Vacationing while Baghdad boils
Tallahassee Democrat
By Dick Polman
PHILADELPHIA INQUIRER
July 21, 2007

Back in May, a group of Republican lawmakers, understandably agitated by the very real possibility that President Bush was driving them over a cliff, met with their lame-duck leader at the White House. They voiced their strong concerns about the Iraq disaster and warned Bush about the '08 political repercussions.

Then one GOP congressman lashed out at Bush over reports that members of the Iraqi Parliament were planning to exercise their new-won freedom by actually going on vacation for the entire month of August - despite the fact that a war was raging around them, and despite the fact that they had enacted none of the crucial "benchmark" legislation that Bush first asked for back in January.

The congressman reportedly asked: "How can our sons and daughters spill their blood while the Iraqi government goes on vacation?" Bush sought to reassure the congressman by declaring that Vice President Cheney was on the case: "The vice president is over there to tell them: 'Do not go on vacation.' "

Well, sure enough, the Iraqi Parliament will be on vacation for the entire month of August - and the White House, ever protective of its clients, is insisting that the hiatus is no big deal.

On Friday, Bush press secretary Tony Snow confirmed the news, and at first sought to minimize it by saying that the Iraqis were going on vacation "just like the U.S. Congress is." That was a creative defense, to suggest that if the Democratic-run Congress opted to go on vacation, then the Iraqi Parliament should feel free to do the same. Somehow, that feels like a false equivalence.
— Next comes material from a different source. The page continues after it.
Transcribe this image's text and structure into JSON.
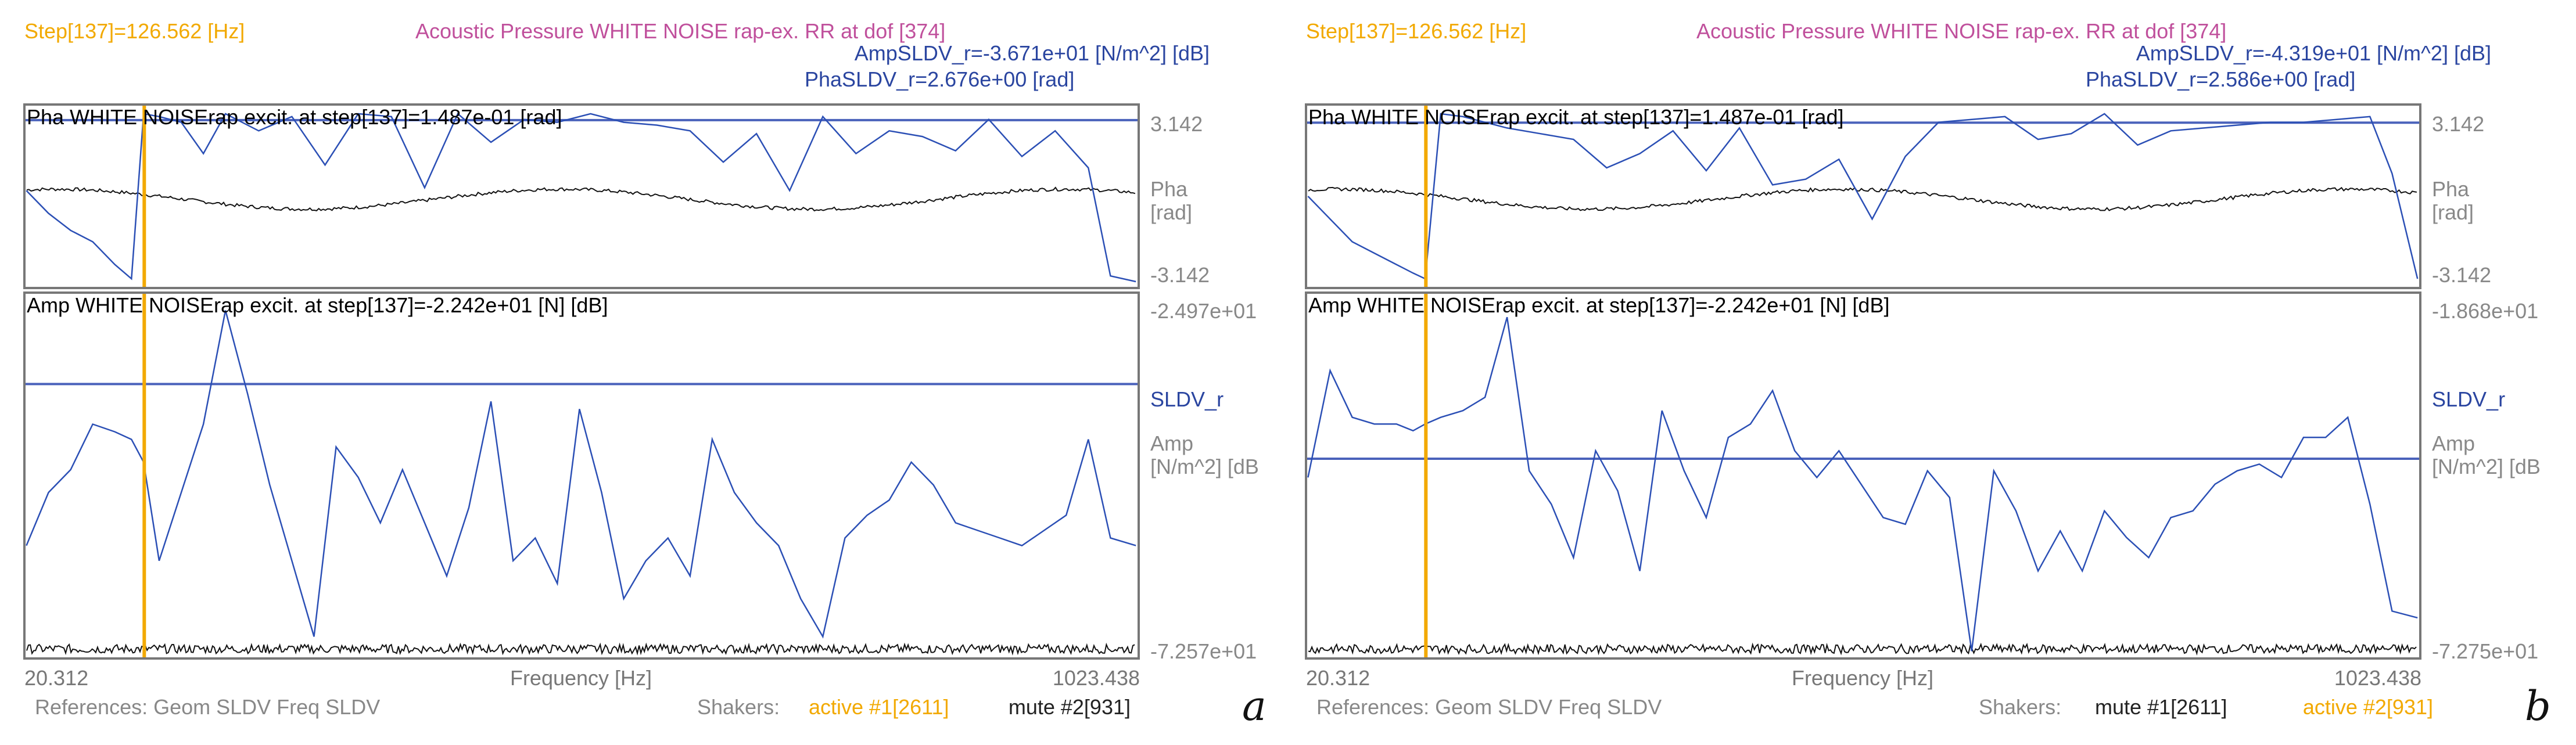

Last I checked, the Iraqi Parliament was sitting on some bills that were crucial to the government's survival, while people were being blown up in the streets. And, last I checked, the Bush administration and its dwindling band of enablers were urging the Iraqis to make some real progress in time for Gen. David Petraeus' September report.

Therefore, one might have expected that Snow would tell the Iraqis to put those vacation plans on hold, to shape up and hunker down. After all, that's precisely how Bush reacted in April, when the Democratic Congress left town - merely for the Easter break - without completing some Iraq funding legislation. At the time, Bush went to the Rose Garden to grumble about the Democrats: "And now they have left Washington for spring recess without finishing the work."

But apparently it's OK if the Iraqi lawmakers blow off a whole month.

And Snow came up with a second creative excuse: "You know, it's 130 degrees in Baghdad in August."

In other words, according to Snow's spin, it's way too hot for an Iraqi lawmaker to walk down a hallway with a file folder under his arm - but not too hot for U.S. soldiers to patrol the mean streets while clad in full body armor, risking life and limb so the Iraqis can put their feet up and twiddle their thumbs.

Which brings us back to the question that the GOP congressman asked Bush in May: "How can our sons and daughters spill their blood while the Iraqi government goes on vacation?"

The answer is now clear: Because Bush says so.